Somos los más débiles animalitos temporales: criaturas que viven en el tiempo, como todo, pero siendo conscientes de que el tiempo existe. Más que en el propio tiempo,- que sólo ha adquirido importancia, porque le hemos puesto nombre-, el problema reside en nosotros mismos. Las cosas no se estropean hasta que las nombramos y empezamos a hablar y escribir sobre ellas. El primer individuo que se quejó se convirtió a la vez en el primer filósofo, y también en el primer causante de catástrofes.

El célebre Empédocles afirmó en una sentencia memorable, mitad poema de vanguardia, mitad aforismo panteísta, que había sido con anterioridad muchacho y muchacha, arbusto, pájaro y pez habitante del mar. No dudo de que la experiencia le debió resultar magnífica y enriquecedora, pero sólo por el hecho de que, después de pasar por todo ese bachillerato de la experiencia, se convirtió en Empédocles y pudo acuñar su famosa frase. De haber perseverado en el estado arbustivo, o en la condición ornitológica o piscícola, hoy no sabríamos nada de sus aventuras por los reinos del ser. Esos son los privilegios -y las servidumbres- de la consciencia.
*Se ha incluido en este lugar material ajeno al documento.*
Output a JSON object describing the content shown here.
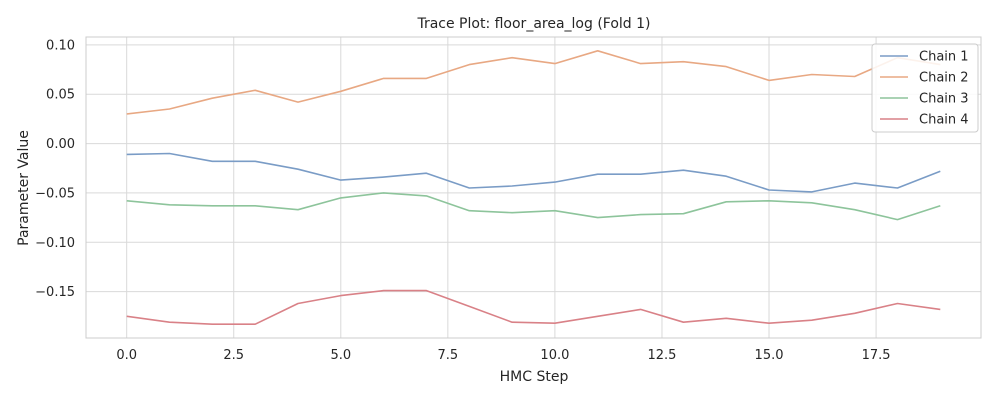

A mí también me habría gustado ser todas esas cosas, y piedra de pirámide, y sábana de reina, y caballo de Troya, y espada vikinga, y cálamo de monje copista, y lobo siberiano, y la ballena que se tragó Jonás, y suela de la bota del primer astronauta que pisó la luna, para saber que ese paso era más que un pequeño paso para el hombre y un gran salto para la humanidad. Pero me habría gustado con la condición de ser más tarde yo mismo y poder estar ahora escribiéndolo. Qué le vamos a hacer: me gusta la consciencia, esa suerte de laberinto que se vuelve más complicado a medida que se desentraña.

Por eso me entusiasman los calendarios, los almanaques, que encarnan nuestra necesidad trágica de ser conscientes del tiempo, de no poder escapar a sus límites, sobre todo si creemos que esos límites no existen. Quienes defienden que la dimensión temporal no es más que un destilado supersticioso de la mente humana empiezan por nombrarla; es decir, por creer en ella. Lo que no existe no debería poder nombrarse.

Si a los escritores nos arrebataran el tiempo nos arrebatarían la escritura, y el mundo, y la necesidad de llorar el mundo mediante la escritura. Por eso amamos los almanaques: para tachar los días con una cruz, para arrancar la hoja del lunes, y después la del martes, y después la del miércoles, cada semana, cada mes, año tras año, e ir leyendo en el reverso de cada hoja lo que el azar nos depare, una receta del pollo al chilindrón, o el número de habitantes en los archipiélagos de la Melanesia, o la fase lunar del día que arrancamos, o el nombre en alemán de las glándulas uropígeas de las aves, también conocidas como glándulas del acicalamiento. O una frase de un tal Empédocles en la que asegura algo muy extraño: que había sido antes muchacho y muchacha, y arbusto, y pájaro, y pez habitante del mar.